Le trattative tra i legali delle parti in causa sono già cominciate. L’accordo ora in vigore scade alla fine dell’anno. In caso di mancato rinnovo verrebbe a cadere la cosiddetta "continuità aziendale". Per cui il bilancio 2012, non ancora approvato a otto mesi dalla chiusura dell’esercizio, diventerebbe di fatto un bilancio di liquidazione e scatterebbe la cessione. Intesa, che è più esposta e meno garantita, ovviamente tira il freno.
Zaleski, da parte sua, dispone ancora di qualche carta da giocare per limitare i danni. Tassara possiede per esempio il 34 per cento della banca polacca Alior, quotata a Varsavia. L’anno scorso il collocamento in Borsa della quota di maggioranza dell’istituto di credito, gestito via Lussemburgo dalla Tassara international, ha fruttato proventi per oltre 250 milioni. E presto, con l’obiettivo di fare cassa, potrebbe essere messa in vendita anche la quota residua controllata dalla holding presieduta da Modiano. Non per niente il titolo Alior ha guadagnato oltre il 40 per cento negli ultimi quattro mesi e adesso quel 34 per cento vale circa mezzo miliardo di euro. Un incasso importante, che si tramuterebbe in una preziosa iniezione di ossigeno per le casse della holding, che l’anno scorso ha già ricavato oltre 400 milioni di euro vendendo il proprio pacchetto di titoli Edison ai francesi di Edf, che avevano lanciato un’Opa in Borsa.
Buone notizie, certo, ma sul futuro del gruppo restano sospese le pesanti perdite del portafoglio titoli, almeno 700 milioni di euro. E allora Zaleski non può fare altro che sperare ancora una volta nella clemenza dei banchieri. Finora se l’è cavata alla grande. La rete di relazioni eccellenti del cattolicissimo finanziere con base in Val Camonica aiuta a spiegare almeno in parte quello che in apparenza sembra un miracolo. Nel consiglio di amministrazione della Fondazione Tassara, quella che fa beneficenza, troviamo per esempio il professore bolognese Filippo Andreatta, figlio dell’ex ministro democristiano Nino, nonché amico intimo del capo del governo Enrico Letta. Sulla poltrona di presidente della Metalcam, l’acciaieria di Breno controllata da Tassara, siede invece l’avvocato d’affari Gregorio Gitti, altrimenti noto come genero di Giovanni Bazoli, il banchiere che presiede Intesa ed è, a sua volta, buon amico di Zaleski.

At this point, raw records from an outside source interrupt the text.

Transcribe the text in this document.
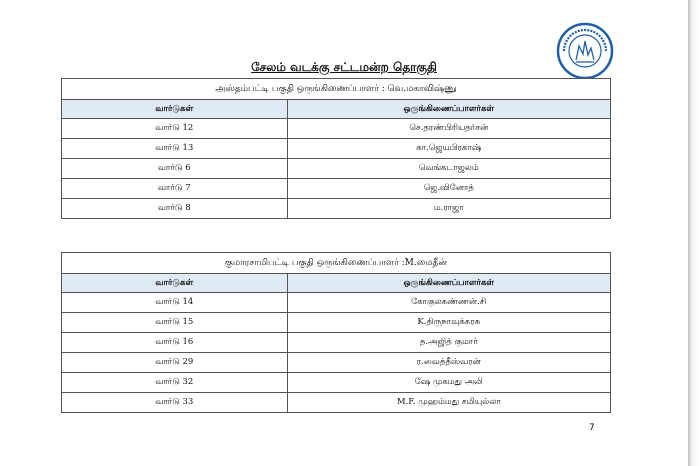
சேலம் வடக்கு சட்டமன்ற தொகுதி
அஸ்தம்பட்டி பகுதி ஒருங்கிணைப்பாளர் : வெ.மகாவிஷ்ணு	
வார்டுகள்	ஒருங்கிணைப்பாளர்கள்
வார்டு 12	செ.தரண்பிரியதர்சன்
வார்டு 13	கா.ஜெயபிரகாஷ்
வார்டு 6	வெங்கடாஜலம்
வார்டு 7	ஜெ.வினோத்
வார்டு 8	ம.ராஜா
குமாரசாமிபட்டி பகுதி ஒருங்கிணைப்பாளர் :M.மைதீன்	
வார்டுகள்	ஒருங்கிணைப்பாளர்கள்
வார்டு 14	கோகுலகண்ணன்.சி
வார்டு 15	K.திருநாவுக்கரசு
வார்டு 16	த.அஜித் குமார்
வார்டு 29	ர.வைத்தீஸ்வரன்
வார்டு 32	ஷே முகமது அலி
வார்டு 33	M.F. முஹம்மது சமியுல்லா
7
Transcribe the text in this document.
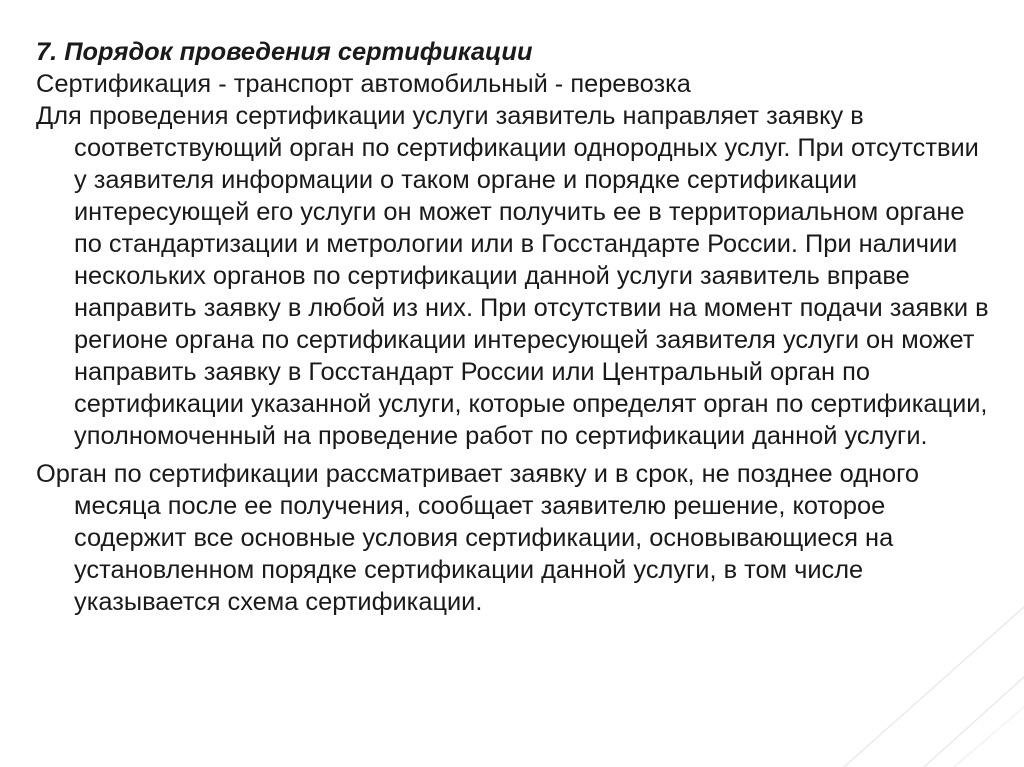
7. Порядок проведения сертификации

Сертификация - транспорт автомобильный - перевозка

Для проведения сертификации услуги заявитель направляет заявку в соответствующий орган по сертификации однородных услуг. При отсутствии у заявителя информации о таком органе и порядке сертификации интересующей его услуги он может получить ее в территориальном органе по стандартизации и метрологии или в Госстандарте России. При наличии нескольких органов по сертификации данной услуги заявитель вправе направить заявку в любой из них. При отсутствии на момент подачи заявки в регионе органа по сертификации интересующей заявителя услуги он может направить заявку в Госстандарт России или Центральный орган по сертификации указанной услуги, которые определят орган по сертификации, уполномоченный на проведение работ по сертификации данной услуги.

Орган по сертификации рассматривает заявку и в срок, не позднее одного месяца после ее получения, сообщает заявителю решение, которое содержит все основные условия сертификации, основывающиеся на установленном порядке сертификации данной услуги, в том числе указывается схема сертификации.
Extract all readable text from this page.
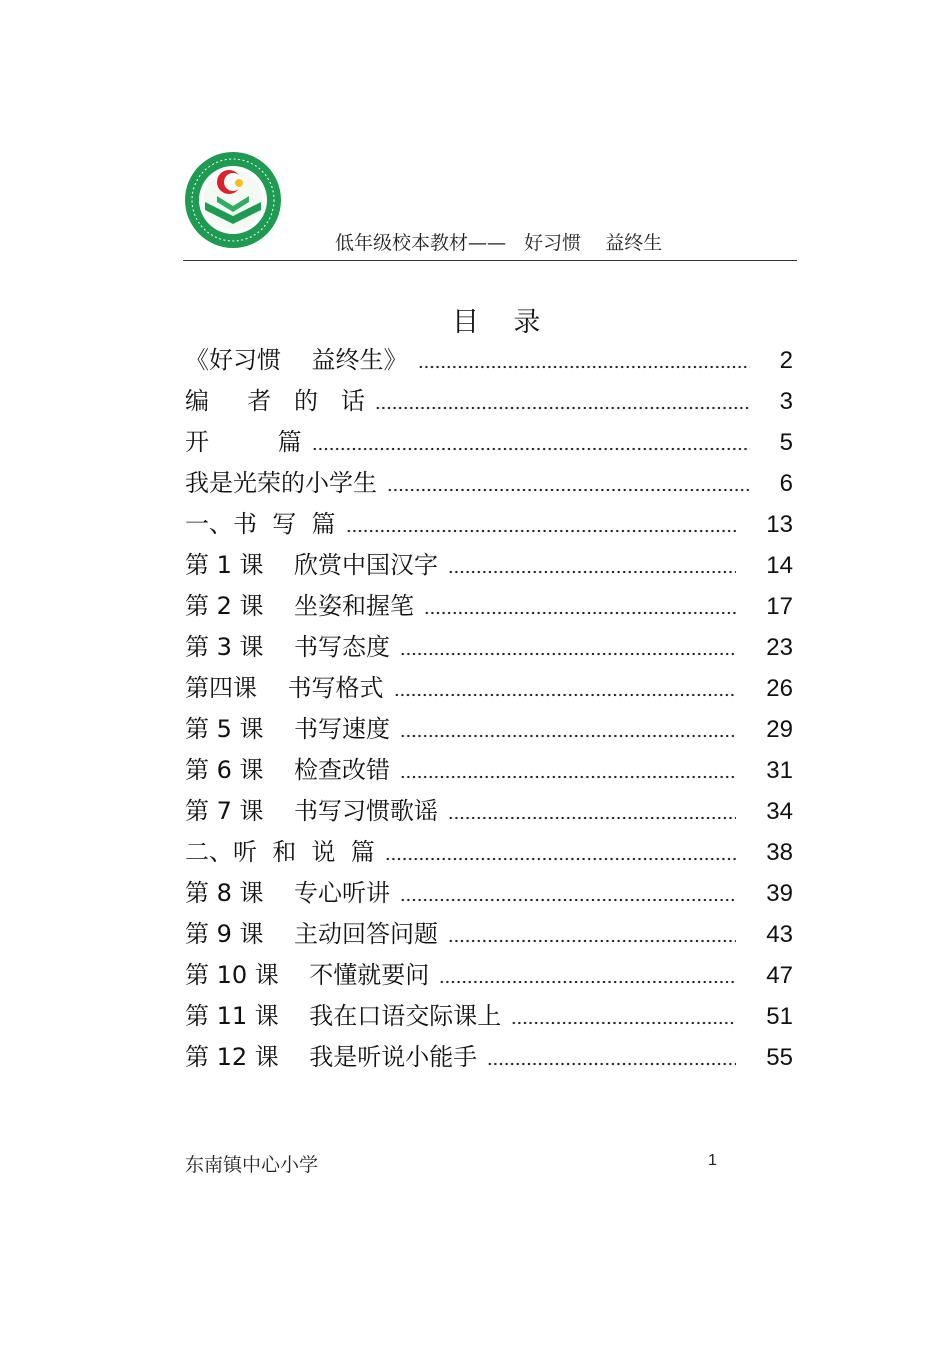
低年级校本教材——   好习惯    益终生
目    录
《好习惯    益终生》	2
编     者   的   话	3
开         篇	5
我是光荣的小学生	6
一、书  写  篇	13
第 1 课    欣赏中国汉字	14
第 2 课    坐姿和握笔	17
第 3 课    书写态度	23
第四课    书写格式	26
第 5 课    书写速度	29
第 6 课    检查改错	31
第 7 课    书写习惯歌谣	34
二、听  和  说  篇	38
第 8 课    专心听讲	39
第 9 课    主动回答问题	43
第 10 课    不懂就要问	47
第 11 课    我在口语交际课上	51
第 12 课    我是听说小能手	55
东南镇中心小学	1
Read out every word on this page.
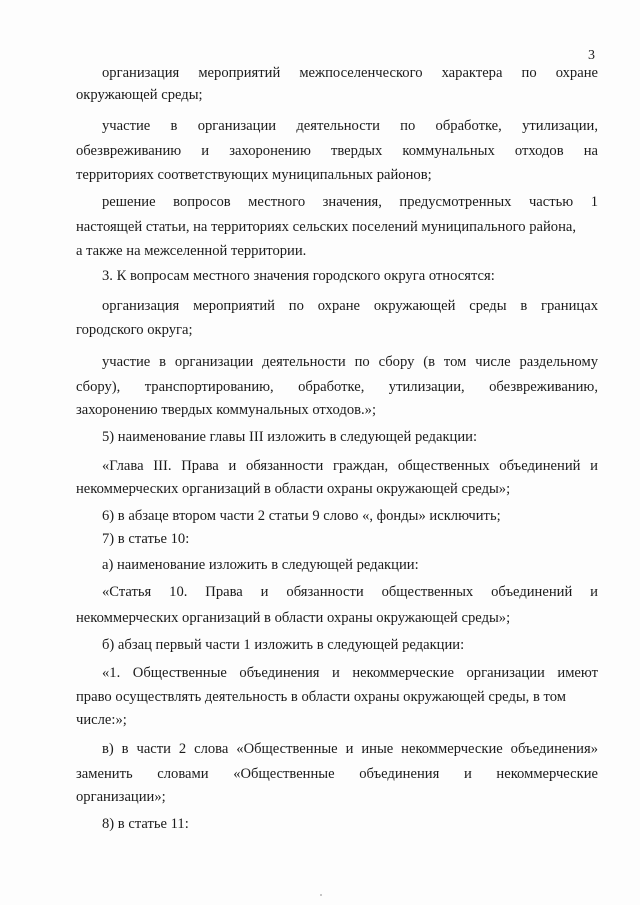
3
организация мероприятий межпоселенческого характера по охране
окружающей среды;
участие в организации деятельности по обработке, утилизации,
обезвреживанию и захоронению твердых коммунальных отходов на
территориях соответствующих муниципальных районов;
решение вопросов местного значения, предусмотренных частью 1
настоящей статьи, на территориях сельских поселений муниципального района,
а также на межселенной территории.
3. К вопросам местного значения городского округа относятся:
организация мероприятий по охране окружающей среды в границах
городского округа;
участие в организации деятельности по сбору (в том числе раздельному
сбору), транспортированию, обработке, утилизации, обезвреживанию,
захоронению твердых коммунальных отходов.»;
5) наименование главы III изложить в следующей редакции:
«Глава III. Права и обязанности граждан, общественных объединений и
некоммерческих организаций в области охраны окружающей среды»;
6) в абзаце втором части 2 статьи 9 слово «, фонды» исключить;
7) в статье 10:
а) наименование изложить в следующей редакции:
«Статья 10. Права и обязанности общественных объединений и
некоммерческих организаций в области охраны окружающей среды»;
б) абзац первый части 1 изложить в следующей редакции:
«1. Общественные объединения и некоммерческие организации имеют
право осуществлять деятельность в области охраны окружающей среды, в том
числе:»;
в) в части 2 слова «Общественные и иные некоммерческие объединения»
заменить словами «Общественные объединения и некоммерческие
организации»;
8) в статье 11:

Anche Bazoli è di casa a Breno. I giornali locali del dicembre 2011 raccontavano della visita del presidente di Intesa ad alcune istituzioni culturali del paese della Val Camonica. Lo accompagnava Romano Prodi, reduce anche da un sopralluogo alla Metalcam. Insieme a loro, segnalano le cronache del tempo, c’era anche un certo Romain Zaleski. Il benefattore Zaleski. Forse solo un omonimo del finanziere messo sul lastrico dalle spericolate operazioni di Borsa.